Foreign Joes are cool. There is no denying that. Owning a piece of Joedom that was only part of the childhood of kids in completely different continents with different languages is a great way to grow a collection. But, foreign Joes have some issues. They are not easy to find. They are expensive. And, they are very brittle and prone to breakage. As such, there was a vocal minority who clamored for remakes of foreign Joes so they wouldn't have to spend the effort to get the originals. In general, I'm all for incorporating foreign characters into the American Joe line. However, my feeling is that if you're going to do it, make the new figure a definitive upgrade. Sadly, in the case of the first foreign character to really join the Joe line, this was not case. Instead of thinking of a new take on the classic Cobra Mortal, Master Collector took the coward's way out and produced a figure that was nothing but the vintage Cobra Mortal with swivel arms. A chance to do something truly creative was lost and collectors were left with a figure that is outdated and highly derivative.
The Cobra Mortal as a character would have been a disaster had it been released in the U.S. Collectors would largely ignore a chrome and red Snake Eyes figures had it been produced during the 1983 - 1984 timeline. Because the Mortal was exclusive to Argentina, and extremely rare, though, collectors have warmed to it. As such, the figure gained popularity that the mold, in and of itself, probably doesn't warrant.
The Cobra Mortal was first released in Argentina is the ultra rare 2nd series of figures. This wave included 6 figures, all of whom were exclusive repaints/characters to the Plastirama line. The wave included Redmack, Glenda, Manleh, Shimik, Topson and the Cobra Mortal. Why Plastirama produced a full wave of exclusive figures and why they were so limited are lost to history. But, they did and the resulting figures are among the rarest in the history of worldwide Joe releases. Few carded samples exist of this series, with some figures not existing MOC at all. So, there was definitely something amiss with the whole wave. The figures, as such, have taken on an aftermarket mystique and most collectors are aware of them, even if they have never seen the figures in person.
This figure is a straight repaint of the vintage, swivel arm Snake Eyes with the 1986 Roadblock waist. As a mold, it is not interesting as we've seen it dozens of times. The paint job, though, is interesting. The figure has many, intricate paint details. But, the true value of the figure is the vac metal coating. This shiny addition to the mold makes the figure stand out. It was a nice expense to be offered for the figure. (It also caused the Mortal to be cast in harder plastic as the soft plastic that was common to the era would not hold the plating.) Visually, the Mortal is interesting. But, collecting wise, he still falls flat. Had a later Snake Eyes mold been used, the figure would have been much more exciting. This figure simply feels derivative and stale.

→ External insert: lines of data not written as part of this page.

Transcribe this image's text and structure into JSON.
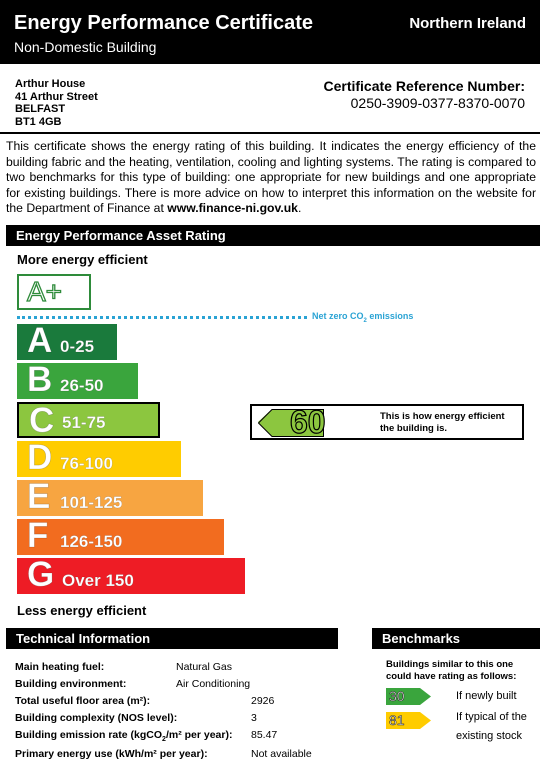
{
  "header": {
    "title": "Energy Performance Certificate",
    "subtitle": "Non-Domestic Building",
    "region": "Northern Ireland"
  },
  "address": {
    "line1": "Arthur House",
    "line2": "41 Arthur Street",
    "line3": "BELFAST",
    "line4": "BT1 4GB"
  },
  "certificate": {
    "ref_label": "Certificate Reference Number:",
    "ref_number": "0250-3909-0377-8370-0070"
  },
  "intro": {
    "text": "This certificate shows the energy rating of this building. It indicates the energy efficiency of the building fabric and the heating, ventilation, cooling and lighting systems. The rating is compared to two benchmarks for this type of building: one appropriate for new buildings and one appropriate for existing buildings. There is more advice on how to interpret this information on the website for the Department of Finance at ",
    "link": "www.finance-ni.gov.uk",
    "end": "."
  },
  "rating_section": {
    "heading": "Energy Performance Asset Rating",
    "more_efficient": "More energy efficient",
    "less_efficient": "Less energy efficient",
    "aplus_label": "A+",
    "netzero_label": "Net zero CO",
    "netzero_sub": "2",
    "netzero_suffix": " emissions",
    "bands": [
      {
        "letter": "A",
        "range": "0-25",
        "color": "#1a7a3c"
      },
      {
        "letter": "B",
        "range": "26-50",
        "color": "#3aa53d"
      },
      {
        "letter": "C",
        "range": "51-75",
        "color": "#8cc63f"
      },
      {
        "letter": "D",
        "range": "76-100",
        "color": "#ffcc00"
      },
      {
        "letter": "E",
        "range": "101-125",
        "color": "#f7a541"
      },
      {
        "letter": "F",
        "range": "126-150",
        "color": "#f26c1f"
      },
      {
        "letter": "G",
        "range": "Over 150",
        "color": "#ee1c25"
      }
    ],
    "current_band": "C",
    "current_rating": "60",
    "rating_desc": "This is how energy efficient the building is."
  },
  "technical": {
    "heading": "Technical Information",
    "rows": [
      {
        "label": "Main heating fuel:",
        "value": "Natural Gas"
      },
      {
        "label": "Building environment:",
        "value": "Air Conditioning"
      },
      {
        "label": "Total useful floor area (m²):",
        "value": "2926"
      },
      {
        "label": "Building complexity (NOS level):",
        "value": "3"
      },
      {
        "label_pre": "Building emission rate (kgCO",
        "label_sub": "2",
        "label_post": "/m² per year):",
        "value": "85.47"
      },
      {
        "label": "Primary energy use (kWh/m² per year):",
        "value": "Not available"
      }
    ]
  },
  "benchmarks": {
    "heading": "Benchmarks",
    "intro": "Buildings similar to this one could have rating as follows:",
    "new_value": "30",
    "new_label": "If newly built",
    "new_color": "#3aa53d",
    "existing_value": "81",
    "existing_label": "If typical of the existing stock",
    "existing_color": "#ffcc00"
  }
}
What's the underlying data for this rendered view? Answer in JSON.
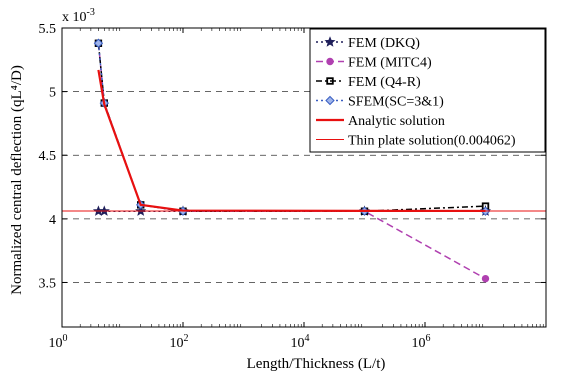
{
  "chart_data": {
    "type": "line",
    "xlabel": "Length/Thickness (L/t)",
    "ylabel": "Normalized central deflection (qL⁴/D)",
    "y_multiplier": "x 10",
    "y_multiplier_exp": "-3",
    "xscale": "log",
    "xlim": [
      1,
      100000000
    ],
    "ylim": [
      3.15,
      5.5
    ],
    "x_ticks": [
      {
        "value": 1,
        "base": "10",
        "exp": "0"
      },
      {
        "value": 100,
        "base": "10",
        "exp": "2"
      },
      {
        "value": 10000,
        "base": "10",
        "exp": "4"
      },
      {
        "value": 1000000,
        "base": "10",
        "exp": "6"
      }
    ],
    "y_ticks": [
      {
        "value": 3.5,
        "label": "3.5"
      },
      {
        "value": 4.0,
        "label": "4"
      },
      {
        "value": 4.5,
        "label": "4.5"
      },
      {
        "value": 5.0,
        "label": "5"
      },
      {
        "value": 5.5,
        "label": "5.5"
      }
    ],
    "grid": "horizontal dashed",
    "legend_position": "top-right",
    "series": [
      {
        "name": "FEM (DKQ)",
        "color": "#1f1f5a",
        "dash": "2,3",
        "marker": "star",
        "x": [
          4,
          5,
          20,
          100,
          100000,
          10000000
        ],
        "y": [
          4.06,
          4.06,
          4.06,
          4.06,
          4.06,
          4.06
        ]
      },
      {
        "name": "FEM (MITC4)",
        "color": "#b040b0",
        "dash": "7,4",
        "marker": "circle",
        "x": [
          4,
          5,
          20,
          100,
          100000,
          10000000
        ],
        "y": [
          5.38,
          4.91,
          4.11,
          4.06,
          4.06,
          3.53
        ]
      },
      {
        "name": "FEM (Q4-R)",
        "color": "#000000",
        "dash": "6,3,2,3",
        "marker": "square",
        "x": [
          4,
          5,
          20,
          100,
          100000,
          10000000
        ],
        "y": [
          5.38,
          4.91,
          4.11,
          4.06,
          4.06,
          4.1
        ]
      },
      {
        "name": "SFEM(SC=3&1)",
        "color": "#3a5ec2",
        "dash": "2,3",
        "marker": "diamond",
        "x": [
          4,
          5,
          20,
          100,
          100000,
          10000000
        ],
        "y": [
          5.38,
          4.91,
          4.11,
          4.06,
          4.06,
          4.06
        ]
      },
      {
        "name": "Analytic solution",
        "color": "#e81010",
        "dash": "",
        "marker": "none",
        "width": 2.2,
        "x": [
          4,
          5,
          20,
          100,
          100000,
          10000000
        ],
        "y": [
          5.17,
          4.9,
          4.11,
          4.065,
          4.063,
          4.062
        ]
      },
      {
        "name": "Thin plate solution(0.004062)",
        "color": "#e81010",
        "dash": "",
        "marker": "none",
        "width": 1,
        "x": [
          1,
          100000000
        ],
        "y": [
          4.062,
          4.062
        ]
      }
    ]
  }
}
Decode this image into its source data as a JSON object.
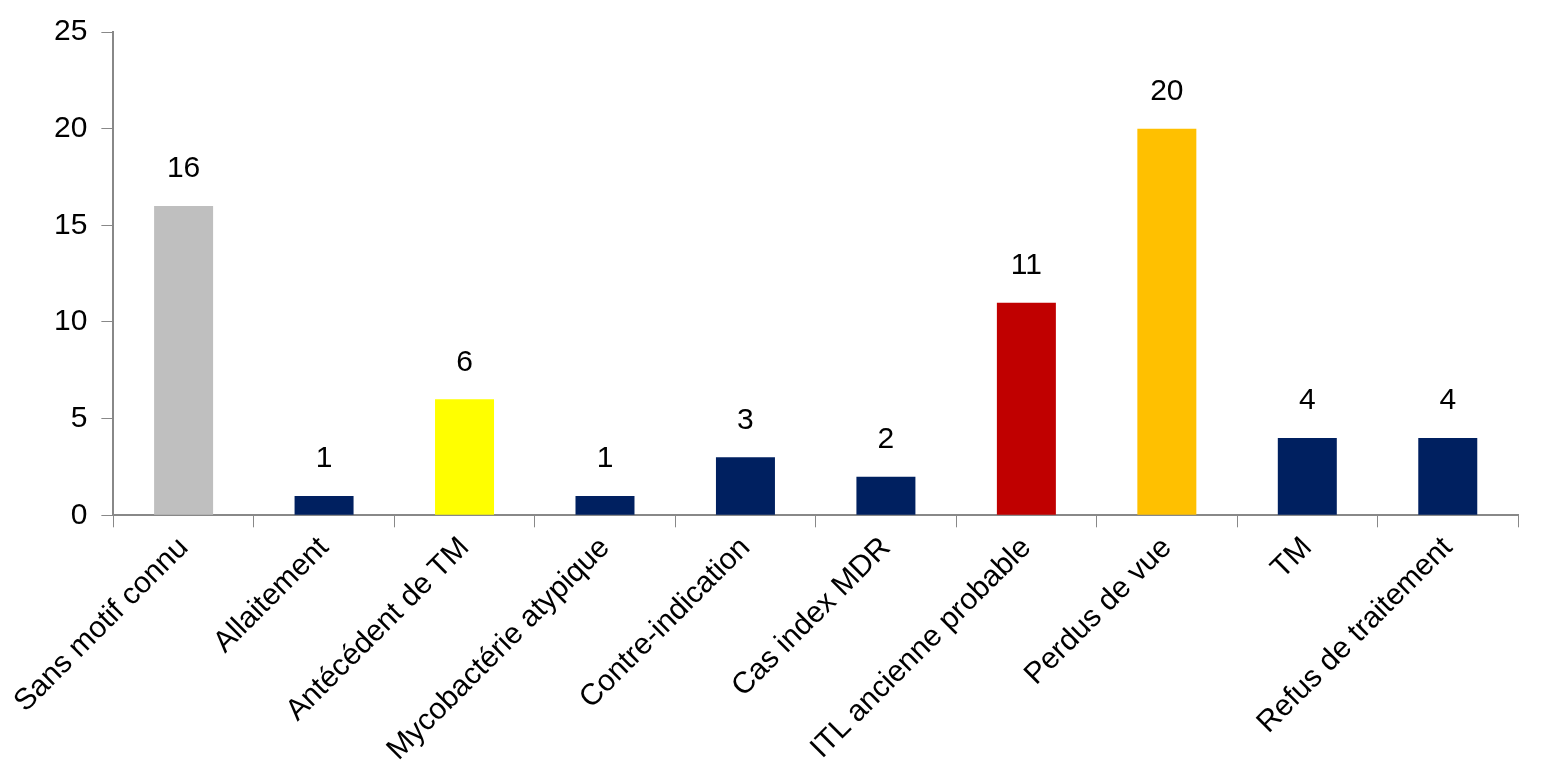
{
  "chart_data": {
    "type": "bar",
    "categories": [
      "Sans motif connu",
      "Allaitement",
      "Antécédent de TM",
      "Mycobactérie atypique",
      "Contre-indication",
      "Cas index MDR",
      "ITL ancienne probable",
      "Perdus de vue",
      "TM",
      "Refus de traitement"
    ],
    "values": [
      16,
      1,
      6,
      1,
      3,
      2,
      11,
      20,
      4,
      4
    ],
    "colors": [
      "#bfbfbf",
      "#002060",
      "#ffff00",
      "#002060",
      "#002060",
      "#002060",
      "#c00000",
      "#ffc000",
      "#002060",
      "#002060"
    ],
    "ylim": [
      0,
      25
    ],
    "yticks": [
      0,
      5,
      10,
      15,
      20,
      25
    ],
    "grid": false,
    "legend": false,
    "data_labels": true
  }
}
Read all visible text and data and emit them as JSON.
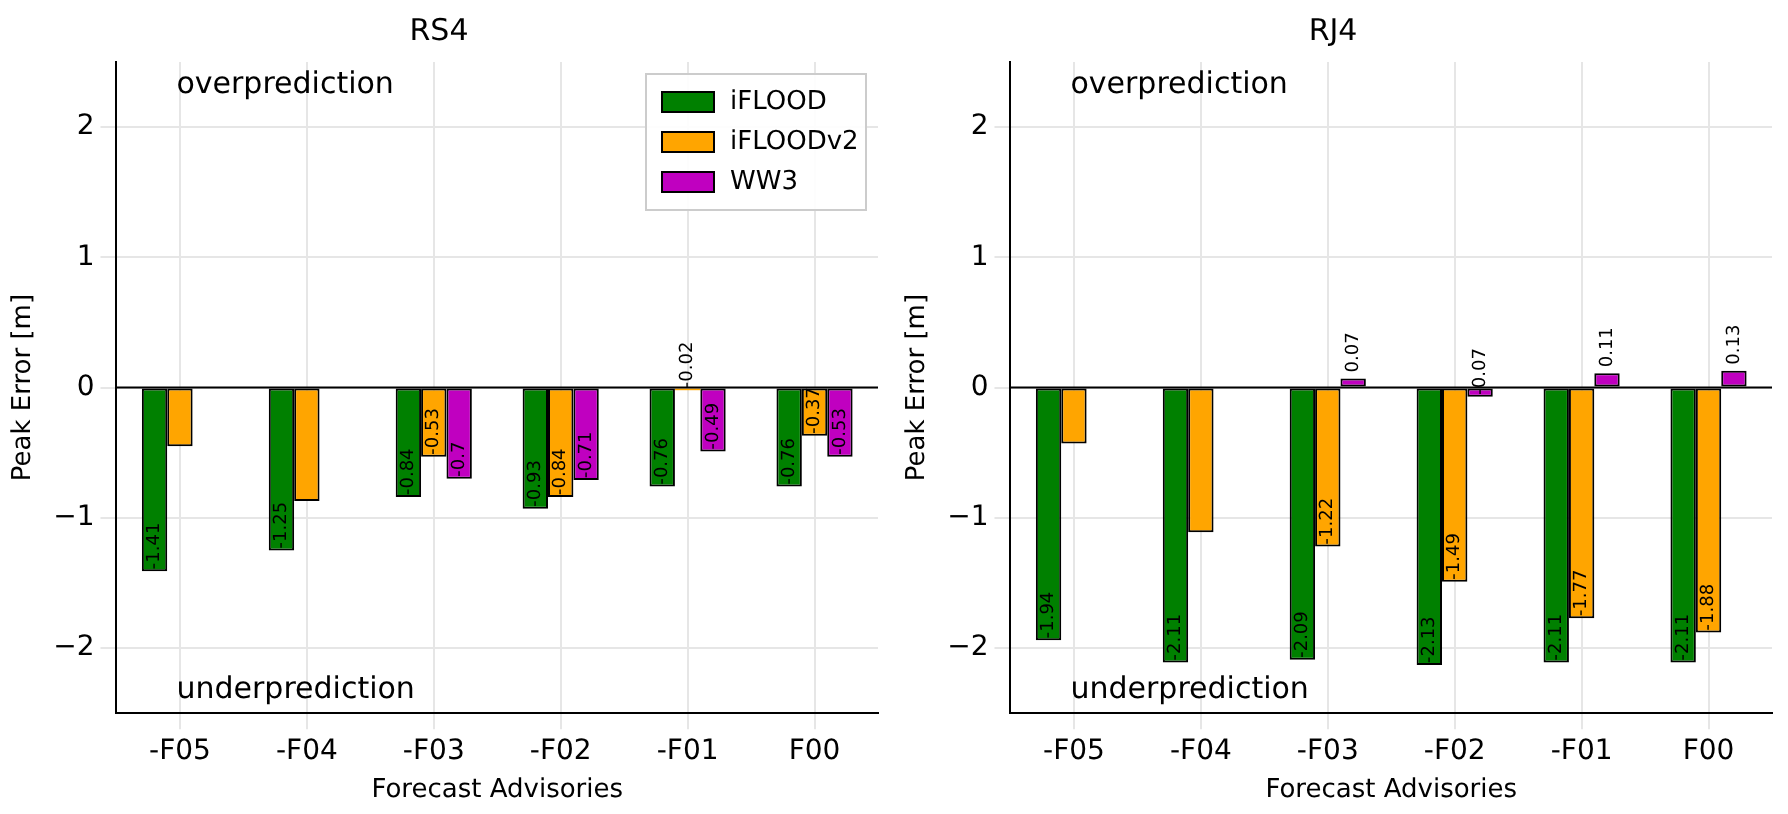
{
  "chart_data": [
    {
      "type": "bar",
      "title": "RS4",
      "xlabel": "Forecast Advisories",
      "ylabel": "Peak Error [m]",
      "categories": [
        "-F05",
        "-F04",
        "-F03",
        "-F02",
        "-F01",
        "F00"
      ],
      "series": [
        {
          "name": "iFLOOD",
          "color": "#008000",
          "values": [
            -1.41,
            -1.25,
            -0.84,
            -0.93,
            -0.76,
            -0.76
          ],
          "value_labels": [
            "-1.41",
            "-1.25",
            "-0.84",
            "-0.93",
            "-0.76",
            "-0.76"
          ]
        },
        {
          "name": "iFLOODv2",
          "color": "#ffa500",
          "values": [
            -0.45,
            -0.87,
            -0.53,
            -0.84,
            -0.02,
            -0.37
          ],
          "value_labels": [
            null,
            null,
            "-0.53",
            "-0.84",
            "-0.02",
            "-0.37"
          ]
        },
        {
          "name": "WW3",
          "color": "#c000c0",
          "values": [
            null,
            null,
            -0.7,
            -0.71,
            -0.49,
            -0.53
          ],
          "value_labels": [
            null,
            null,
            "-0.7",
            "-0.71",
            "-0.49",
            "-0.53"
          ]
        }
      ],
      "ylim": [
        -2.5,
        2.5
      ],
      "yticks": [
        -2,
        -1,
        0,
        1,
        2
      ],
      "grid": true,
      "legend": "top right",
      "ref_lines": [
        {
          "axis": "y",
          "value": 0,
          "color": "#000000"
        }
      ],
      "annotations": [
        "overprediction",
        "underprediction"
      ]
    },
    {
      "type": "bar",
      "title": "RJ4",
      "xlabel": "Forecast Advisories",
      "ylabel": "Peak Error [m]",
      "categories": [
        "-F05",
        "-F04",
        "-F03",
        "-F02",
        "-F01",
        "F00"
      ],
      "series": [
        {
          "color": "#008000",
          "values": [
            -1.94,
            -2.11,
            -2.09,
            -2.13,
            -2.11,
            -2.11
          ],
          "value_labels": [
            "-1.94",
            "-2.11",
            "-2.09",
            "-2.13",
            "-2.11",
            "-2.11"
          ]
        },
        {
          "color": "#ffa500",
          "values": [
            -0.43,
            -1.11,
            -1.22,
            -1.49,
            -1.77,
            -1.88
          ],
          "value_labels": [
            null,
            null,
            "-1.22",
            "-1.49",
            "-1.77",
            "-1.88"
          ]
        },
        {
          "color": "#c000c0",
          "values": [
            null,
            null,
            0.07,
            -0.07,
            0.11,
            0.13
          ],
          "value_labels": [
            null,
            null,
            "0.07",
            "-0.07",
            "0.11",
            "0.13"
          ]
        }
      ],
      "ylim": [
        -2.5,
        2.5
      ],
      "yticks": [
        -2,
        -1,
        0,
        1,
        2
      ],
      "grid": true,
      "ref_lines": [
        {
          "axis": "y",
          "value": 0,
          "color": "#000000"
        }
      ],
      "annotations": [
        "overprediction",
        "underprediction"
      ]
    }
  ]
}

Prior to the 2006 convention, collectors were "pre-selling" Cobra Mortals for $75 each. After the convention, that seemed to be the going price...for a while. In short time, collectors tired of the Mortal and prices fell precipitously. For a few years, it was possible to get a mint and complete Cobra Mortal for under $30. As dealers didn't want to take that kind of hit on an item that they had speculated on at higher prices, the number of Mortals for sale has declined. You can easily find dealers offering the figure for $65-$75 for a figure. But, those rarely sell. Offered to the market, Mortals tend to break $40 these days, but not much more. They are, far and away, the most expensive 2006 convention set figure. But, they aren't worth what many dealers want them to be. As such patience can yield a Mortal for decent prices. But, even at $30-$40, this figure is a stretch. It is cool to have a chrome Cobra who can stand among the 1983/1984 Cobras. But, it's not $40 cool. As an oddity the Mortal is interesting. But, as an essential figure, the Mortal falls quite short.